A Sud del Sud - il Sud visto da sotto (479)

Giuseppe Leuzzi

Una legge due anni fa introduceva un forfait Irpef molto basso, il 7 per cento del reddito, comprensivo delle addizionali regionali e comunali, per i titolari di pensione estera che trasferivano la residenza fiscale al Sud, in paesi di non più di 20 mila abitanti. Con l’intento di ridurne in qualche modo lo spopolamento, gli abbandoni. La raccolta fiscale è stata di soli 150 mila euro, 75 mila l’anno. Il Sud non attrae nemmeno regalato.  
 
Romanzi padani
“Ammiro Umberto Bossi, il Davide padano. Un politico vero: geniale, folle, imprevedibile. Di lui non condivido le finalità e non apprezzo né linguaggio né stile, ma è un dono per chi fa lo scrittore. Negli ultimi cinquant’anni nessuno lo eguaglia. Neppure Tolstoj o Dostoevskij avrebbero saputo riscattare dalla (letteraria) mediocrità Togliatti, Fanfani o Andreotti. La battaglia contro Golia-Berlusconi è stata un capolavoro. Ora minaccia di dividere lo Stato. Ci riuscirà? Difficile, è un protagonista senza comprimari e un difetto lo ha: il magnetismo non irresistibile”. Ci è riuscito, a fare il Tolstoj, Vassalli con Bossi, a riscattarlo dalla (letteraria) mediocrità?

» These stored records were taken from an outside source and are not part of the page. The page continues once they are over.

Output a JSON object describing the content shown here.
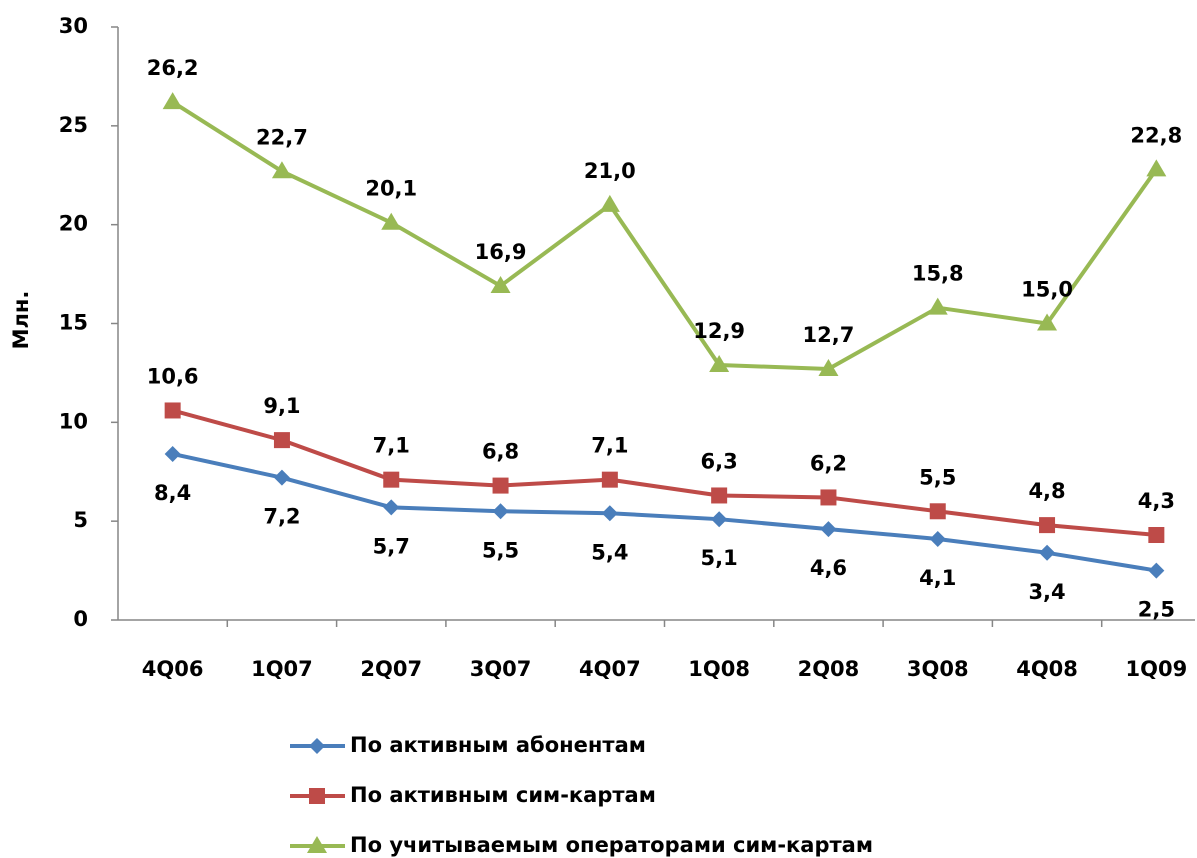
{
  "chart_data": {
    "type": "line",
    "y_label": "Млн.",
    "categories": [
      "4Q06",
      "1Q07",
      "2Q07",
      "3Q07",
      "4Q07",
      "1Q08",
      "2Q08",
      "3Q08",
      "4Q08",
      "1Q09"
    ],
    "series": [
      {
        "name": "По активным абонентам",
        "color": "#4a7ebb",
        "marker": "diamond",
        "label_position": "below",
        "values": [
          8.4,
          7.2,
          5.7,
          5.5,
          5.4,
          5.1,
          4.6,
          4.1,
          3.4,
          2.5
        ],
        "value_labels": [
          "8,4",
          "7,2",
          "5,7",
          "5,5",
          "5,4",
          "5,1",
          "4,6",
          "4,1",
          "3,4",
          "2,5"
        ]
      },
      {
        "name": "По активным сим-картам",
        "color": "#be4b48",
        "marker": "square",
        "label_position": "above",
        "values": [
          10.6,
          9.1,
          7.1,
          6.8,
          7.1,
          6.3,
          6.2,
          5.5,
          4.8,
          4.3
        ],
        "value_labels": [
          "10,6",
          "9,1",
          "7,1",
          "6,8",
          "7,1",
          "6,3",
          "6,2",
          "5,5",
          "4,8",
          "4,3"
        ]
      },
      {
        "name": "По учитываемым операторами сим-картам",
        "color": "#98b954",
        "marker": "triangle",
        "label_position": "above",
        "values": [
          26.2,
          22.7,
          20.1,
          16.9,
          21.0,
          12.9,
          12.7,
          15.8,
          15.0,
          22.8
        ],
        "value_labels": [
          "26,2",
          "22,7",
          "20,1",
          "16,9",
          "21,0",
          "12,9",
          "12,7",
          "15,8",
          "15,0",
          "22,8"
        ]
      }
    ],
    "ylim": [
      0,
      30
    ],
    "yticks": [
      0,
      5,
      10,
      15,
      20,
      25,
      30
    ],
    "grid": false,
    "legend": "bottom"
  }
}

“7”, il settimanale del “Corriere della sera” evoca, per la serie “Le firme storiche”, questo articolo di Sebastiano Vassalli, pubblicato venticinque anni fa, il 13 agosto 1996. Vassalli, genovese di nascita, è scrittore piemontese e padano, avendo vissuto tra Novara e Casale Monferrato. Innamorato di Novara e del Piemonte, ma anche di Dino Campana a Marradi, uno scrittore che si radica nel territorio. Può per questo avere sentito il fascino perfino di Bossi. Nell’articolo non è così perentorio come nel sommario (come nel sommario, però, dimentica Moro tra i grandi mediocri prima di Bossi – sia lo scrittore che il quotidiano l’hanno trascurato). Ma l’inventore della Lega – che vivacchiò da outsider poco considerato, se non fuori di testa, per un quindicennio, va ricordato – tiene in grandissimo conto. Come “uno dei pochissimi uomini politici che abbiano movimentato la storia dell’Italia unita”, l’unico che regga il confronto nella storia repubblicana con Garibaldi, Crispi e Mussolini. L’intento agiografico è palese. Del perdurante disdegno lombardo in cui Bossi visse a lungo nota soltanto che Bossi lo apprezzava – un topos delle vite dei santi, che crescono incompresi ma tengono duro: “Soltanto un commentatore politico non digiuno di lettere, Giorgio Bocca, intravvide già allora la grandezza del personaggio”. Che lui personalmente dice “l’uomo politico più nuovo e geniale apparso sulla scena italiana nell’ultimo mezzo secolo”, cioè dalla fine della guerra. E a riprova porta il tradimento di Bossi contro Berlusconi nel 1995, in obbedienza alle trame di Scalfaro: “La battaglia del Davide padano Bossi contro Golia-Berlusconi è stata un capolavoro di politica di movimento” – “e la notte in villa ad Arcore, con il cuoco svegliato alle tre del mattino e la passeggiata in canottiera nel parco, è letteratura allo stato puro. Di più: è epos”. E non è finita: “Umberto Bossi giganteggia”.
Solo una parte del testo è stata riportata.